Stxbp1/Munc18-1 haploinsufficiency impairs inhibition and mediates key neurological features of STXBP1 encephalopathy

Essential revisions:

There are a number of issues that require further attention. Overall, the authors' main claim to novelty is based on the fact that they present more consistent and robust behavioral phenotypes than previous studies that include epileptiform activities, cognitive deficits etc. However, circuit based analysis of synaptic transmission that may uncover the mechanisms underlying these phenotypes is rather cursory. Therefore, this analysis should be expanded as indicated below to address several open questions raised by the findings.

1) The authors should specifically justify and expand the aspect of this work that sets it apart from earlier studies (e.g. Kovacevic et al., 2018; Miyamoto et al., 2019) that address the very same questions.

Previous studies (Miyamoto et al., 2017; Kovačević et al., 2018; Orock et al., 2018) characterized the phenotypes of three lines of Stxbp1 heterozygous knockout mice. Compared to the current study, previous characterization was limited in scope, used relatively smaller cohorts of mice, and reported some inconsistent results. Here we present a more comprehensive neurological and behavioral study of two new Stxbp1 haploinsufficiency models and report consistent and robust phenotypes. We feel that these new models are construct and face valid models of STXBP1 encephalopathy and will be useful for the community to study the disease pathogenesis and explore therapeutic strategies. Furthermore, we report distinct deficits of GABAergic synaptic transmission from two main classes of cortical interneurons. These points are now elaborated in the Introduction and Discussion.

2) The authors primarily focus on inhibitory neurotransmission by indicating that "…a decrease in excitatory transmission is unlikely adequate to explain how Stxbp1 haploinsufficiency in vivo leads to cortical hyperexcitability". The logic behind this strong statement is unclear. A decrease in excitatory drive onto inhibitory interneurons, in the least, could contribute to such as phenotype. In this regard, the authors should complement their analysis of GABAergic transmission with analysis of excitatory inputs interneurons expressing Parvalbumin or Somatostatin.

We agree with the reviewers that a reduction of the excitatory inputs onto inhibitory interneurons could lead to cortical hyperexcitability. Thus, we recorded the spontaneous excitatory postsynaptic currents (sEPSCs) in both Pv and Sst interneurons, but did not observe any significant changes of either amplitude or frequency in the mutant mice, suggesting that the excitatory drive onto interneurons is normal in Stxbp1 haploinsufficient mice. These results are now presented in Figure 8—figure supplement 2.

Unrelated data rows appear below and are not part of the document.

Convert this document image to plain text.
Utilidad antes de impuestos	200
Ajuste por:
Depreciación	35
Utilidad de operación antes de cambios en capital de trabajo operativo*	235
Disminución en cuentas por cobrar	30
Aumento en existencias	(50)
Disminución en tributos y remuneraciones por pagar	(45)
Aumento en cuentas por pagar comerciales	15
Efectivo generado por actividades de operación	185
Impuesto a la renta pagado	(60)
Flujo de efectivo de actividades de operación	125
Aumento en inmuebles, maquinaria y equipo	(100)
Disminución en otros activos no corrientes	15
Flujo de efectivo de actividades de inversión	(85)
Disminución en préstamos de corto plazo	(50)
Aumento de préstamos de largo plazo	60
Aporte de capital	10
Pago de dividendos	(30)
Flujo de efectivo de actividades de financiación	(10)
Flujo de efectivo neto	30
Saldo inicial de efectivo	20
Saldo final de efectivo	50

3) The analysis focuses on a reduction in GABAergic neurotransmission originating from cortical inhibitory interneurons expressing Parvalbumin and Somatostatin. While Parvalbumin neurons show a reduction in unitary response amplitudes (no changes in short term plasticity) Somatostatin neurons show a reduction in connectivity. The authors do not present any detailed analysis of these phenotypes. For instance, these effects could easily be postsynaptic and the absence of any in depth analysis complicates a straightforward interpretation. Are there any changes in Sr2+ driven asynchronous events driven by the two inputs? Any differences in spontaneous mIPSCs? These additional parameters will help to strengthen the arguments.

We agree with the reviewers that it is crucial to understand if the synaptic transmission deficit of Pv synapses is due to a postsynaptic mechanism. To address this question, we developed a new optogenetic method to isolate quantal IPSCs mediated by the GABA release specifically from Pv or Sst interneurons. We used ChR2 to enhance asynchronous exocytosis of synaptic vesicles from Pv or Sst interneurons in the presence of TTX and Sr²⁺, and then mathematically subtracted the mIPSCs recorded during the baseline period (i.e., before blue light stimulation) from those recorded during blue light stimulation to obtain the average amplitude, charge, and decay time constant of Pv or Sst interneuron-mediated quantal IPSCs. These experiments showed that none of these properties are different between WT and mutant mice, indicating that Stxbp1 haploinsufficiency does not affect the postsynaptic properties of inhibitory transmission. The results are now presented in Figure 9.

These results indicate that the reduction in the strength of Pv synapses is most likely due to a decrease in the number of readily releasable vesicles or release probability given the role of Stxbp1 in synaptic vesicle priming and fusion (Rizo and Xu, 2015) and the fact that the quantal amplitude and connectivity are unaltered in Stxbp1^tm1d/+ mice. Although the short-term synaptic depression is unaltered in Stxbp1^tm1d/+ mice, a change in release probability is still possible because at the Pv interneuron synapses the short-term synaptic plasticity during a short train of action potentials, which was used in this study, is not sensitive to the release probability (Kraushaar and Jonas, 2000; Luthi et al., 2001).